In the evening we ate more delicious food cooked by some of the men from the local village and then sat out in the hammocks all talking to each other and spying on a big family wedding taking place in the garden across the field. They had a large firework display and crazy music and disco lights. Apparently the music went on till five in the morning but luckily my ear plugs saved the day, well, the night.

This morning I woke up at six in the morning to get a lift to a local yoga class. The taxi driver isn't very talkative and simply left us outside a large, spooky building with grand iron gates that have rusted over time. A couple of the Aussie girls and I nervously slinked through a gap in the gates and walked up the daunting stone steps and knock on the dark, wooden door. After a while of waiting I pressed a switch hoping it to be a doorbell and not the trigger to some trap door that opens up and swallows us underground, because it felt like there was every possibility that that might happen...

A small elderly woman opened the door and beckoned us in to a large open room with images of anonymous Indian men adorning the walls in big, old photo frames. After waiting nervously on the small yoga rugs an elderly man came in and started teaching us all about the benefits of yoga and then asking us to meditate with him. After the hour spent there, there is no denying my mind felt much more at peace and relaxed.

Before lunch we had a Bollywood style dance class but the less said about that the better...

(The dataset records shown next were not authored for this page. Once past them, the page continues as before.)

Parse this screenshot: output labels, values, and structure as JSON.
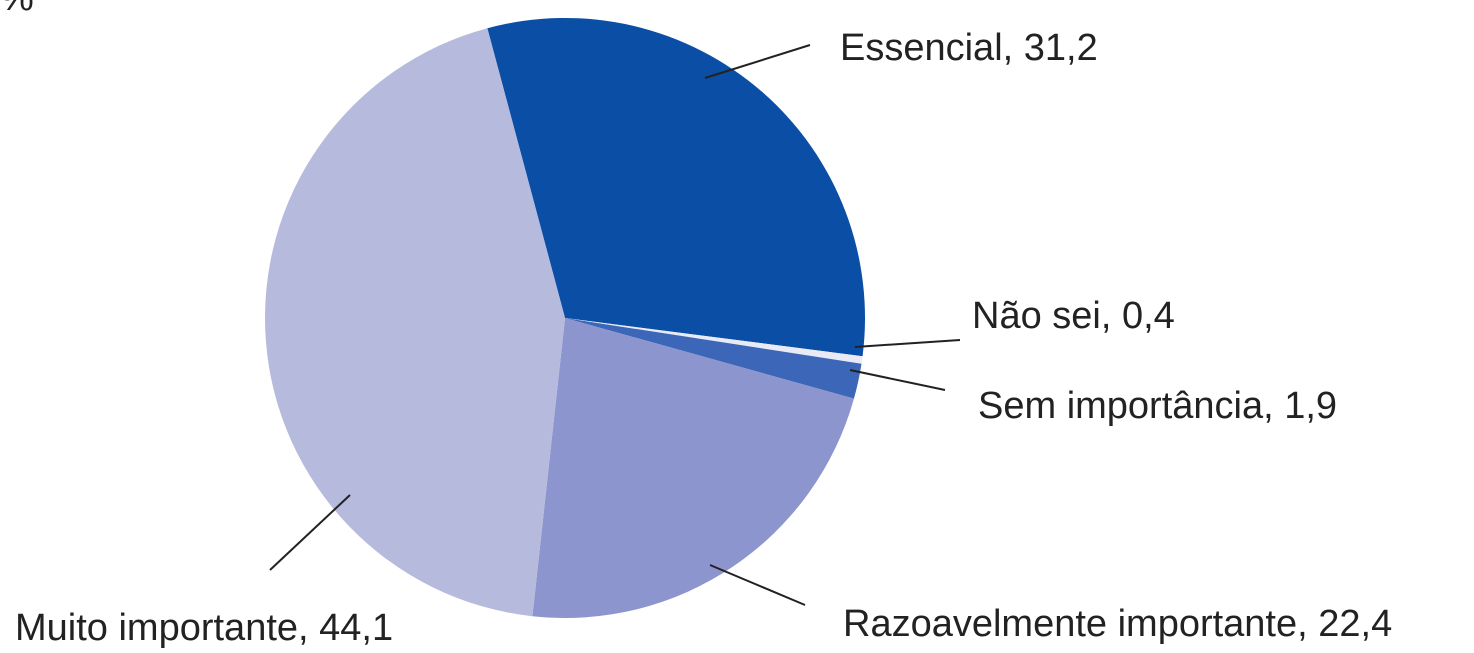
{
  "chart_data": {
    "type": "pie",
    "subtitle": "%",
    "values": [
      31.2,
      0.4,
      1.9,
      22.4,
      44.1
    ],
    "value_labels": [
      "Essencial, 31,2",
      "Não sei, 0,4",
      "Sem importância, 1,9",
      "Razoavelmente importante, 22,4",
      "Muito importante, 44,1"
    ],
    "colors": [
      "#0a4fa5",
      "#e8eaf5",
      "#3c66b8",
      "#8c95cd",
      "#b6badd"
    ]
  }
}
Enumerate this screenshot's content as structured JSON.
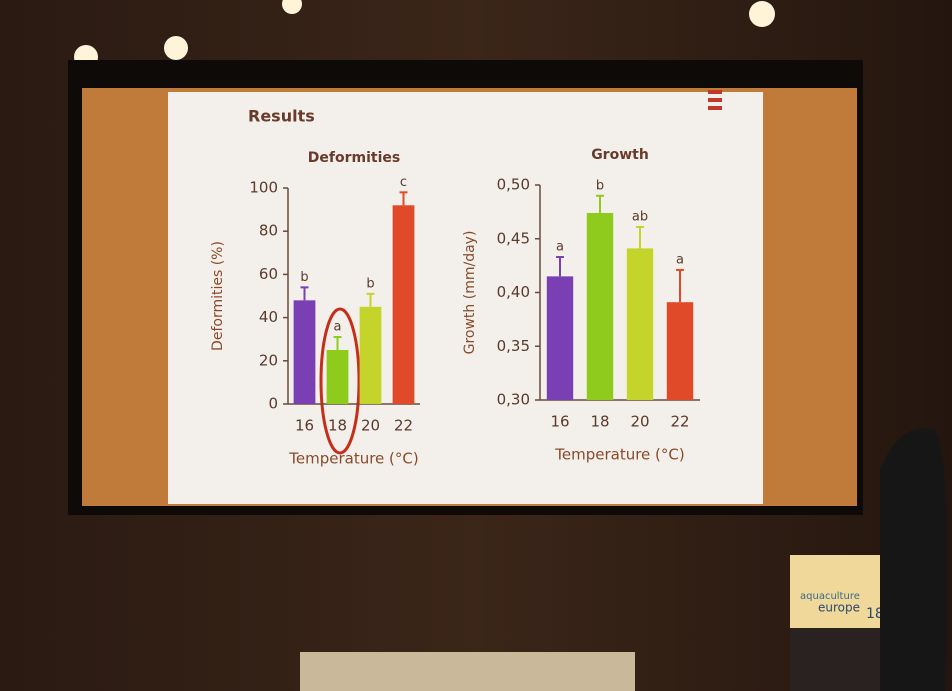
{
  "slide_title": "Results",
  "podium_text": [
    "aquaculture",
    "europe",
    "18"
  ],
  "chart_data": [
    {
      "type": "bar",
      "title": "Deformities",
      "ylabel": "Deformities (%)",
      "xlabel": "Temperature (°C)",
      "categories": [
        "16",
        "18",
        "20",
        "22"
      ],
      "values": [
        48,
        25,
        45,
        92
      ],
      "errors": [
        6,
        6,
        6,
        6
      ],
      "annotations": [
        "b",
        "a",
        "b",
        "c"
      ],
      "colors": [
        "#7a3fb3",
        "#8fcb1c",
        "#c5d42a",
        "#e04a28"
      ],
      "ylim": [
        0,
        100
      ],
      "yticks": [
        0,
        20,
        40,
        60,
        80,
        100
      ],
      "grid": false
    },
    {
      "type": "bar",
      "title": "Growth",
      "ylabel": "Growth (mm/day)",
      "xlabel": "Temperature (°C)",
      "categories": [
        "16",
        "18",
        "20",
        "22"
      ],
      "values": [
        0.415,
        0.474,
        0.441,
        0.391
      ],
      "errors": [
        0.018,
        0.016,
        0.02,
        0.03
      ],
      "annotations": [
        "a",
        "b",
        "ab",
        "a"
      ],
      "colors": [
        "#7a3fb3",
        "#8fcb1c",
        "#c5d42a",
        "#e04a28"
      ],
      "ylim": [
        0.3,
        0.5
      ],
      "yticks": [
        {
          "value": 0.3,
          "label": "0,30"
        },
        {
          "value": 0.35,
          "label": "0,35"
        },
        {
          "value": 0.4,
          "label": "0,40"
        },
        {
          "value": 0.45,
          "label": "0,45"
        },
        {
          "value": 0.5,
          "label": "0,50"
        }
      ],
      "grid": false
    }
  ]
}
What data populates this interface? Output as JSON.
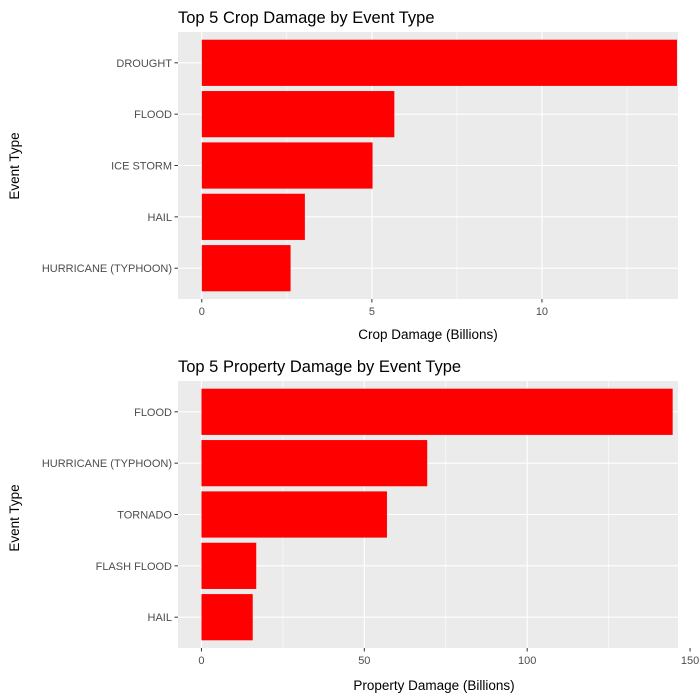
{
  "colors": {
    "panel_background": "#ebebeb",
    "gridline": "#ffffff",
    "bar_fill": "#ff0000",
    "tick_text": "#4d4d4d",
    "title_text": "#000000"
  },
  "chart_data": [
    {
      "type": "bar",
      "orientation": "horizontal",
      "title": "Top 5 Crop Damage by Event Type",
      "xlabel": "Crop Damage (Billions)",
      "ylabel": "Event Type",
      "categories": [
        "DROUGHT",
        "FLOOD",
        "ICE STORM",
        "HAIL",
        "HURRICANE (TYPHOON)"
      ],
      "values": [
        13.97,
        5.66,
        5.02,
        3.03,
        2.61
      ],
      "xlim": [
        -0.7,
        14.0
      ],
      "xticks": [
        0,
        5,
        10
      ],
      "grid": true,
      "bar_color": "#ff0000"
    },
    {
      "type": "bar",
      "orientation": "horizontal",
      "title": "Top 5 Property Damage by Event Type",
      "xlabel": "Property Damage (Billions)",
      "ylabel": "Event Type",
      "categories": [
        "FLOOD",
        "HURRICANE (TYPHOON)",
        "TORNADO",
        "FLASH FLOOD",
        "HAIL"
      ],
      "values": [
        144.66,
        69.31,
        56.95,
        16.82,
        15.74
      ],
      "xlim": [
        -7.2,
        146.3
      ],
      "xticks": [
        0,
        50,
        100,
        150
      ],
      "grid": true,
      "bar_color": "#ff0000"
    }
  ]
}
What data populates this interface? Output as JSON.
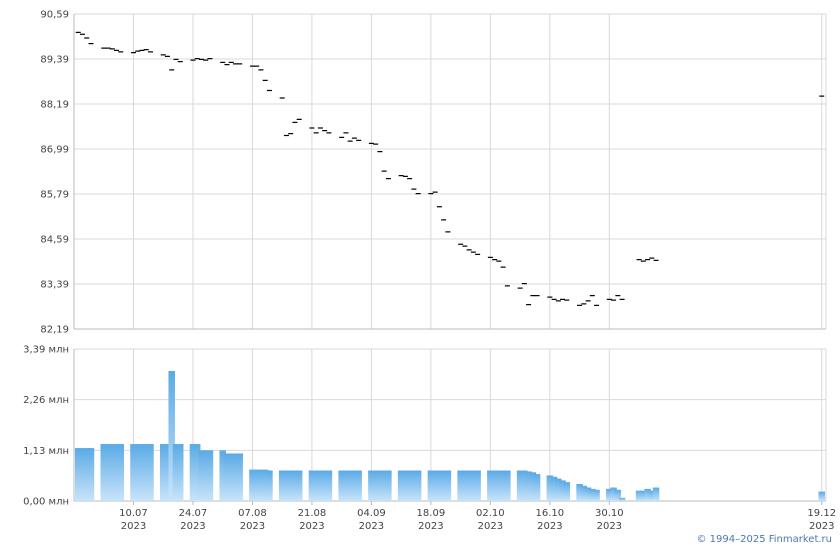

pig scratching his bum on the brick on way to supermarket

saree workshop, so surprisingly hot!

The puppy Celina brought home from the beach

making a bed in the folds of my trousers

This afternoon Trisha and I visited Panjum (Panaji), the capital of Goa. Where we're staying is quite a rural area, full of locals and tradition so to be somewhere so touristy again felt quite strange. Accompanied by Celina again we dodged the busy traffic and made our way around another odd collection of eastern and western shops before heading to the large church there. This large, white angular building reminded me of Portugal so much which just felt so peculiar to me. So much of the society and climate here reminds me of being in Thailand and so to suddenly see such western and European influences feels like when you're dreaming and everything is familiar and yet completely out of place.

I'm still finding it difficult to adjust to a whole new culture and I can't deny being terribly homesick. However, I'm off for tea tonight with a host family in the local village, maybe they'll let me call them Mum and Dad...

the Christmas tree at camp

P.S. I wrote this a couple of days ago and then have been desperately trying to get all the lovely photos I took of the market to upload but technology is not my friend this week, the photos included are ones I have taken since on a memory card that actually likes me.

P.P.S. Since writing the above I finally managed to get the pictures to work... YAY.